With the continuous development of deep learning technology, many screen content image quality evaluation models based on convolutional neural networks have appeared in recent years. Considering that deep learning is a data driving method, and the existing screen content image dataset usually only contains a small number of distorted screen content images, so that the effect of data enhancement is mainly achieved by blocking the screen content images, but a single image block cannot fully characterize the quality of the whole distorted image, and because a large number of text and image areas exist in the screen content images at the same time, image blocks of different contents can generate large quality differences even under the condition of the same distortion effect. Therefore, the influence difference of the image area and the text area in the screen content image on the whole visual quality of the image needs to be fully considered, and a weight strategy is designed by combining the degree of the difference, so that the image characteristics of the image area and the text area are effectively fused, and the accuracy of the non-reference screen content image quality evaluation model is further improved.
Disclosure of Invention
The invention aims to provide a multi-region feature fusion-based reference-free screen content image quality assessment method, which is based on the idea of multi-region local feature fusion, and features of a plurality of local image blocks are fused to represent the overall quality of an image, so that quality score deviation caused by training by using a single image block is reduced. Meanwhile, when the convolution layer of the convolution neural network is designed, different characteristics of a text region and an image region in the screen content image can be extracted more effectively by using convolution kernels with different sizes, and the text characteristics and the image characteristics with different scales can be effectively fused by using an attention mechanism, so that attention weights with different degrees can be given to each image block. Overall, the method can achieve higher subjective and objective visual perception consistency than other methods.

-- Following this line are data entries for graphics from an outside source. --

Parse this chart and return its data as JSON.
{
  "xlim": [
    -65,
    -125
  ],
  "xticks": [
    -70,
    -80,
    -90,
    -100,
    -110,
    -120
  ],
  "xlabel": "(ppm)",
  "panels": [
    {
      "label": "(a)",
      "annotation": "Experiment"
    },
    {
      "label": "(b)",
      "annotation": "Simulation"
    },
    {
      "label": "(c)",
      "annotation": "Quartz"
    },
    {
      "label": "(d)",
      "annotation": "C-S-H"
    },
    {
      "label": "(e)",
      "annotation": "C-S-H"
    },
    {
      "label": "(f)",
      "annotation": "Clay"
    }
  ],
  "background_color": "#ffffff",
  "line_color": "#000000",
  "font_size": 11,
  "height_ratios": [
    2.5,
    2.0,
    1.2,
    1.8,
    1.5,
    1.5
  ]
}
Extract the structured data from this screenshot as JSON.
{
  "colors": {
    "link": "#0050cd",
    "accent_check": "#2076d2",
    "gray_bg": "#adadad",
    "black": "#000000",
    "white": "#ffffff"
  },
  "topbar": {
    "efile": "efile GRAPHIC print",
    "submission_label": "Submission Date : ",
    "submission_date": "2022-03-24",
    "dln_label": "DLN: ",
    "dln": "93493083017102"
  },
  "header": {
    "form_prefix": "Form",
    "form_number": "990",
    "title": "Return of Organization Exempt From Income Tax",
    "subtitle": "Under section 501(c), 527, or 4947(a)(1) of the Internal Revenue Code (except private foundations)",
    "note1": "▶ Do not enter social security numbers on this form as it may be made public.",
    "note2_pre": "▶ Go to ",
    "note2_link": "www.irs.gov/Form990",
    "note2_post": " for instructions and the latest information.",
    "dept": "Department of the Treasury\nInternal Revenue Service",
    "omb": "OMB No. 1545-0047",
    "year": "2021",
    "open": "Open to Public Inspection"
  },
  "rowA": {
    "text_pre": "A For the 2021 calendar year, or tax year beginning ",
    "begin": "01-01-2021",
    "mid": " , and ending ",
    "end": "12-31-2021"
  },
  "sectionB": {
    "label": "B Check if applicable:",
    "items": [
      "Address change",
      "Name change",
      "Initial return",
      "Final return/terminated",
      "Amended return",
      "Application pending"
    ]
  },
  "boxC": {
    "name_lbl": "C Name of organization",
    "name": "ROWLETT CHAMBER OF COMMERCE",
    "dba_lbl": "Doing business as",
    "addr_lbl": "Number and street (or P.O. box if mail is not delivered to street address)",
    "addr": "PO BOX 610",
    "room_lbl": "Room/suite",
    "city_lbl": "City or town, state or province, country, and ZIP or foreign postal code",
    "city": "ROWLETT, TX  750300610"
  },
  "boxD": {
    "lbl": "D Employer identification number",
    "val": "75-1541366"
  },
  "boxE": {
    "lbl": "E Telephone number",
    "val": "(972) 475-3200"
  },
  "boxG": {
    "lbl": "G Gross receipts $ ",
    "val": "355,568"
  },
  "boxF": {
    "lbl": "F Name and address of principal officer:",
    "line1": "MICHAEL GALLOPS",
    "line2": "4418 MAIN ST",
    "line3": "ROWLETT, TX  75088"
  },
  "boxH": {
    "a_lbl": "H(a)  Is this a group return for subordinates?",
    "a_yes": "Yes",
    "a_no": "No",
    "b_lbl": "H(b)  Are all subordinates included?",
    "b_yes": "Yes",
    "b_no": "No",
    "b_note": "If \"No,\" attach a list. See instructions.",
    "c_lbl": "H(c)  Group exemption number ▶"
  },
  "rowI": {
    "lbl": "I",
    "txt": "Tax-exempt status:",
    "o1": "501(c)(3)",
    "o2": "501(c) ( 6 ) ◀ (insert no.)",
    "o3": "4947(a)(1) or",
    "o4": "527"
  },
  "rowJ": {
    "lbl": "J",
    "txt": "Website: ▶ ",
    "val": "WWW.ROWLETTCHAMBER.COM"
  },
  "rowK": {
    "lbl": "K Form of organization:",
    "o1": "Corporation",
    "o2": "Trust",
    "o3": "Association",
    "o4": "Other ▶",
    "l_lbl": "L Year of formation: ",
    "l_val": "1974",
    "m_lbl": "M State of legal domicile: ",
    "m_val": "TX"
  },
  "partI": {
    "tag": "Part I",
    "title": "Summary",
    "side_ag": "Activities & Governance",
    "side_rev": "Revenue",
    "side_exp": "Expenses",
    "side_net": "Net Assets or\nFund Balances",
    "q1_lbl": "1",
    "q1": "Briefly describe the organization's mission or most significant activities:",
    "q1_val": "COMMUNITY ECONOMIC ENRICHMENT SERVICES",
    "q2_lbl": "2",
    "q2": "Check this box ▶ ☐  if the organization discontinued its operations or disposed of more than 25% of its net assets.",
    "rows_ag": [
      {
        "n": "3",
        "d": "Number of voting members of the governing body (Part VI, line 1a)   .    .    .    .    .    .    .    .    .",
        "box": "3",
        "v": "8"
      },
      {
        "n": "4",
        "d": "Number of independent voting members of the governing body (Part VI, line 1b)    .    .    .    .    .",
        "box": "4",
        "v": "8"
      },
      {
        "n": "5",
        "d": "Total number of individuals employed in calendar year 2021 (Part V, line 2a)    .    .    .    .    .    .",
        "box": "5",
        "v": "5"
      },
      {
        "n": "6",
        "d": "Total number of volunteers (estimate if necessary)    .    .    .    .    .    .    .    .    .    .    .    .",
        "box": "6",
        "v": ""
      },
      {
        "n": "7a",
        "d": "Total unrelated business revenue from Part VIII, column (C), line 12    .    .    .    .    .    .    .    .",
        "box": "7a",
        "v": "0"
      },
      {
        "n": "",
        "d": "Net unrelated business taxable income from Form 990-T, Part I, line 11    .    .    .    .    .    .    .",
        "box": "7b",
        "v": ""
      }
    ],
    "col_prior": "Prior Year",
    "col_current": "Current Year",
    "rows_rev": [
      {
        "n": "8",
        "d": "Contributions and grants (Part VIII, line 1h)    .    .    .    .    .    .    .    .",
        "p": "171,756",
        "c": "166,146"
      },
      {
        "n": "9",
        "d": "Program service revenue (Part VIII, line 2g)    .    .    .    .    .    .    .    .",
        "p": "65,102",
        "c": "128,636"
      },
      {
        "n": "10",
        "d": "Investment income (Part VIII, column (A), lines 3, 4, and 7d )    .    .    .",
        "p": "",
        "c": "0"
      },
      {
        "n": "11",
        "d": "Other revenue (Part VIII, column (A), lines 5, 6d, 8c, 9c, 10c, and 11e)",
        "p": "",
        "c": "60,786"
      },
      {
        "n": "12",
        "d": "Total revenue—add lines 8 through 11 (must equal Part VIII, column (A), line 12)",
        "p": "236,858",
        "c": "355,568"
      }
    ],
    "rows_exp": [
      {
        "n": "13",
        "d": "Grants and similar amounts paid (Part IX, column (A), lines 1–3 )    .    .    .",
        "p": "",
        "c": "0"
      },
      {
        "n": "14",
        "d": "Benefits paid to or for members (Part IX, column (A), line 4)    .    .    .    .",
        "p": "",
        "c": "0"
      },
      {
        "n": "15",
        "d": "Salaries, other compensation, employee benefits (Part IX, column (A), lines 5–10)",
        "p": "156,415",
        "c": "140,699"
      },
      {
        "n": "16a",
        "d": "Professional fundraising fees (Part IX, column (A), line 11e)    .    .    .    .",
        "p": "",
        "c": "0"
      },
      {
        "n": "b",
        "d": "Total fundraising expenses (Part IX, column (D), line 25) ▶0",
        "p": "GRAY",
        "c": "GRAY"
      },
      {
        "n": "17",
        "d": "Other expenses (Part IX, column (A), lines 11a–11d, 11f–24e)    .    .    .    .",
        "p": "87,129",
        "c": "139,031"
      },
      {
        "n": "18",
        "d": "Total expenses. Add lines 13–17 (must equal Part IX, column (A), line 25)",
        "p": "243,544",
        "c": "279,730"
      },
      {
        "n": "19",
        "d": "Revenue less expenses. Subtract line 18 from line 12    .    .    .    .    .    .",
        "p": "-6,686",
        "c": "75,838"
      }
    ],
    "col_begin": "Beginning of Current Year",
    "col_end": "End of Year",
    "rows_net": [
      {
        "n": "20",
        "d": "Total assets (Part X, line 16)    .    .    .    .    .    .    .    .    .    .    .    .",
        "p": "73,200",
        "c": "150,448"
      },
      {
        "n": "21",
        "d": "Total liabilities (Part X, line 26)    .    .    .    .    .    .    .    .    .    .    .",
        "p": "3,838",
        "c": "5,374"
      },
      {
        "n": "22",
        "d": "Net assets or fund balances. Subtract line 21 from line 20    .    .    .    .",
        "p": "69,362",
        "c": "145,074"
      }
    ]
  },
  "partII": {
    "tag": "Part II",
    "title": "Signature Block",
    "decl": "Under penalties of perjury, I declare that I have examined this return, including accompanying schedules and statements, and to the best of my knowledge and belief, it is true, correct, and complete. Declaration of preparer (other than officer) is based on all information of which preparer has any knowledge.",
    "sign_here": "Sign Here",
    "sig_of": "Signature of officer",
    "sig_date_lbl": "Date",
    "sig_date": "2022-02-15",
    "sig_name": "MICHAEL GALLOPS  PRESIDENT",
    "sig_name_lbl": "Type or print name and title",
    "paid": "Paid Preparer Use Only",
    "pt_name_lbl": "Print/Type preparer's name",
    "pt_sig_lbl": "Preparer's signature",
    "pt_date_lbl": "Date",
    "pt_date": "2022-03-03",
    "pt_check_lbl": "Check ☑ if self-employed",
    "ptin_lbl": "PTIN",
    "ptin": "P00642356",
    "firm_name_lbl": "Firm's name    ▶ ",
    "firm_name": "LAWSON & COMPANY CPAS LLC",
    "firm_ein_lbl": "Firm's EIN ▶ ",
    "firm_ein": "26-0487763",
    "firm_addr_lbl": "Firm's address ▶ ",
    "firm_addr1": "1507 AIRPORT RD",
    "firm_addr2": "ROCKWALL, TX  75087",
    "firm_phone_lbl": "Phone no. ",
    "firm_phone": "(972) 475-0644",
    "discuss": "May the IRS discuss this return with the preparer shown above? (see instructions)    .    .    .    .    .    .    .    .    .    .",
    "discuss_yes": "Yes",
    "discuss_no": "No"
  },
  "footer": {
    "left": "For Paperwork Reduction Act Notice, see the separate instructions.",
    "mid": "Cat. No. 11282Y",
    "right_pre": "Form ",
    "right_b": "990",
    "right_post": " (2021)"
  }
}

In order to achieve the above purpose, the technical scheme of the invention is as follows: a multi-region feature fusion-based reference-free screen content image quality assessment method comprises the following steps:
step S1, data preprocessing is carried out on data in distorted screen content image data sets, firstly image blocks are cut out from each distorted screen content image, then the data sets are divided into training sets and test sets, and finally data enhancement is carried out on the data in the training sets;
s2, designing an adaptive feature extraction module, wherein the adaptive feature extraction module can adaptively extract different scale features of a text region and an image region in an image block of distorted screen content, and fuse the features of the text region and the features of the image region based on an attention mechanism;
s3, designing a local image information interaction module, wherein the module enhances information interaction between any two image blocks in the distorted screen content image by introducing a self-attention mechanism, and endows different attention weights to each image block;
s4, designing a non-reference image quality evaluation network based on multi-region feature fusion, and training to obtain a non-reference screen content image quality evaluation model based on multi-region feature fusion;
And S5, inputting the distortion screen content image to be detected into a trained non-reference screen content image quality evaluation model based on multi-region feature fusion, and outputting a corresponding quality evaluation score.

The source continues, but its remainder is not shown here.